= Homer Hamilton =

Canadian politician

William Homer Hamilton (February 6, 1913 – September 29, 1997) was a politician in Manitoba, Canada. He was a Progressive Conservative member of the Legislative Assembly of Manitoba from 1959 to 1969.

The son of John Love Hamilton and Sadie Louise Kilpatrick, Hamilton was educated in Sperling and at Dominion Business College. In 1932, he became manager of the Ogilvie Flour Mills elevator in Saltcoats, Saskatchewan, returning to Manitoba in 1936. Hamilton worked as a grain farmer until 1963. He was appointed Drainage Maintenance Superintendent of Dufferin in 1946, and became a trustee on the Sperling Cons. School in 1951. He retained the latter position while serving in the Manitoba legislature. In 1940. Hamilton married Helen June Wickend.

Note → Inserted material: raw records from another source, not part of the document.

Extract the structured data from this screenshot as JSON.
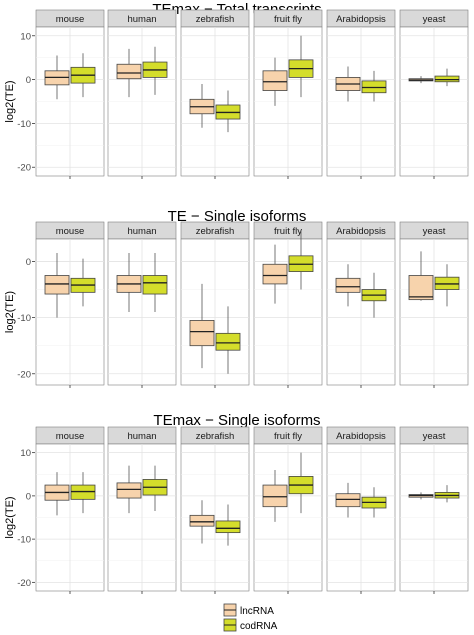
{
  "chart_data": {
    "type": "boxplot",
    "legend": {
      "placement": "bottom",
      "entries": [
        {
          "label": "lncRNA",
          "color": "#f7d3ac"
        },
        {
          "label": "codRNA",
          "color": "#d4dd2b"
        }
      ]
    },
    "panels": [
      {
        "title": "TEmax − Total transcripts",
        "ylabel": "log2(TE)",
        "ylim": [
          -22,
          12
        ],
        "yticks": [
          10,
          0,
          -10,
          -20
        ],
        "grid": true,
        "facets": [
          "mouse",
          "human",
          "zebrafish",
          "fruit fly",
          "Arabidopsis",
          "yeast"
        ],
        "series": [
          {
            "name": "lncRNA",
            "boxes": [
              {
                "whislo": -4.5,
                "q1": -1.2,
                "med": 0.5,
                "q3": 2.0,
                "whishi": 5.5
              },
              {
                "whislo": -4.0,
                "q1": 0.2,
                "med": 1.5,
                "q3": 3.5,
                "whishi": 7.0
              },
              {
                "whislo": -11.0,
                "q1": -7.8,
                "med": -6.2,
                "q3": -4.5,
                "whishi": -1.0
              },
              {
                "whislo": -6.0,
                "q1": -2.5,
                "med": -0.5,
                "q3": 2.0,
                "whishi": 5.0
              },
              {
                "whislo": -5.0,
                "q1": -2.5,
                "med": -1.0,
                "q3": 0.5,
                "whishi": 3.0
              },
              {
                "whislo": -0.8,
                "q1": -0.3,
                "med": -0.1,
                "q3": 0.2,
                "whishi": 0.8
              }
            ]
          },
          {
            "name": "codRNA",
            "boxes": [
              {
                "whislo": -4.0,
                "q1": -0.8,
                "med": 1.0,
                "q3": 2.8,
                "whishi": 6.0
              },
              {
                "whislo": -3.5,
                "q1": 0.5,
                "med": 2.2,
                "q3": 4.0,
                "whishi": 7.5
              },
              {
                "whislo": -12.0,
                "q1": -9.0,
                "med": -7.5,
                "q3": -5.8,
                "whishi": -2.5
              },
              {
                "whislo": -4.0,
                "q1": 0.5,
                "med": 2.5,
                "q3": 4.5,
                "whishi": 10.0
              },
              {
                "whislo": -5.0,
                "q1": -3.0,
                "med": -1.8,
                "q3": -0.3,
                "whishi": 2.0
              },
              {
                "whislo": -1.5,
                "q1": -0.5,
                "med": 0.0,
                "q3": 0.8,
                "whishi": 2.5
              }
            ]
          }
        ]
      },
      {
        "title": "TE − Single isoforms",
        "ylabel": "log2(TE)",
        "ylim": [
          -22,
          4
        ],
        "yticks": [
          0,
          -10,
          -20
        ],
        "grid": true,
        "facets": [
          "mouse",
          "human",
          "zebrafish",
          "fruit fly",
          "Arabidopsis",
          "yeast"
        ],
        "series": [
          {
            "name": "lncRNA",
            "boxes": [
              {
                "whislo": -10.0,
                "q1": -5.8,
                "med": -4.0,
                "q3": -2.5,
                "whishi": 1.5
              },
              {
                "whislo": -9.0,
                "q1": -5.5,
                "med": -4.0,
                "q3": -2.5,
                "whishi": 1.5
              },
              {
                "whislo": -19.0,
                "q1": -15.0,
                "med": -12.5,
                "q3": -10.5,
                "whishi": -4.0
              },
              {
                "whislo": -7.5,
                "q1": -4.0,
                "med": -2.5,
                "q3": -0.5,
                "whishi": 3.0
              },
              {
                "whislo": -8.0,
                "q1": -5.5,
                "med": -4.5,
                "q3": -3.0,
                "whishi": -0.5
              },
              {
                "whislo": -7.0,
                "q1": -6.8,
                "med": -6.3,
                "q3": -2.5,
                "whishi": 1.8
              }
            ]
          },
          {
            "name": "codRNA",
            "boxes": [
              {
                "whislo": -8.0,
                "q1": -5.5,
                "med": -4.2,
                "q3": -3.0,
                "whishi": 0.5
              },
              {
                "whislo": -9.0,
                "q1": -5.8,
                "med": -3.8,
                "q3": -2.5,
                "whishi": 1.5
              },
              {
                "whislo": -20.0,
                "q1": -15.8,
                "med": -14.5,
                "q3": -12.8,
                "whishi": -8.0
              },
              {
                "whislo": -5.0,
                "q1": -1.8,
                "med": -0.5,
                "q3": 1.0,
                "whishi": 5.5
              },
              {
                "whislo": -10.0,
                "q1": -7.0,
                "med": -6.0,
                "q3": -5.0,
                "whishi": -2.0
              },
              {
                "whislo": -8.0,
                "q1": -5.0,
                "med": -4.0,
                "q3": -2.8,
                "whishi": -0.5
              }
            ]
          }
        ]
      },
      {
        "title": "TEmax − Single isoforms",
        "ylabel": "log2(TE)",
        "ylim": [
          -22,
          12
        ],
        "yticks": [
          10,
          0,
          -10,
          -20
        ],
        "grid": true,
        "facets": [
          "mouse",
          "human",
          "zebrafish",
          "fruit fly",
          "Arabidopsis",
          "yeast"
        ],
        "series": [
          {
            "name": "lncRNA",
            "boxes": [
              {
                "whislo": -4.5,
                "q1": -1.0,
                "med": 0.8,
                "q3": 2.5,
                "whishi": 5.5
              },
              {
                "whislo": -4.0,
                "q1": -0.5,
                "med": 1.5,
                "q3": 3.0,
                "whishi": 7.0
              },
              {
                "whislo": -11.0,
                "q1": -7.0,
                "med": -6.0,
                "q3": -4.5,
                "whishi": -1.0
              },
              {
                "whislo": -6.0,
                "q1": -2.5,
                "med": -0.2,
                "q3": 2.5,
                "whishi": 6.0
              },
              {
                "whislo": -5.0,
                "q1": -2.5,
                "med": -0.8,
                "q3": 0.5,
                "whishi": 3.0
              },
              {
                "whislo": -0.8,
                "q1": -0.3,
                "med": 0.1,
                "q3": 0.3,
                "whishi": 0.8
              }
            ]
          },
          {
            "name": "codRNA",
            "boxes": [
              {
                "whislo": -4.0,
                "q1": -0.8,
                "med": 1.0,
                "q3": 2.5,
                "whishi": 5.5
              },
              {
                "whislo": -3.5,
                "q1": 0.2,
                "med": 2.0,
                "q3": 3.8,
                "whishi": 7.0
              },
              {
                "whislo": -11.5,
                "q1": -8.5,
                "med": -7.5,
                "q3": -5.8,
                "whishi": -2.0
              },
              {
                "whislo": -4.0,
                "q1": 0.5,
                "med": 2.5,
                "q3": 4.5,
                "whishi": 10.0
              },
              {
                "whislo": -5.0,
                "q1": -2.8,
                "med": -1.5,
                "q3": -0.3,
                "whishi": 2.0
              },
              {
                "whislo": -1.5,
                "q1": -0.5,
                "med": 0.1,
                "q3": 0.8,
                "whishi": 2.5
              }
            ]
          }
        ]
      }
    ]
  }
}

He first ran for the Manitoba legislature in the 1958 provincial election, but lost to Liberal-Progressive incumbent Walter McDonald by 73 votes in the riding of Dufferin. The Progressive Conservatives won a majority government in the 1959 provincial election, and Hamilton defeated McDonald by 154 votes to take the seat on his second try. He was re-elected by greater margins in the elections of 1962 and 1966, and served as a backbench supporter of the governments of Dufferin Roblin and Walter Weir. He did not run for re-election in 1969.

After retiring from politics, he worked as constituency secretary for federal member of parliament Jack Murta.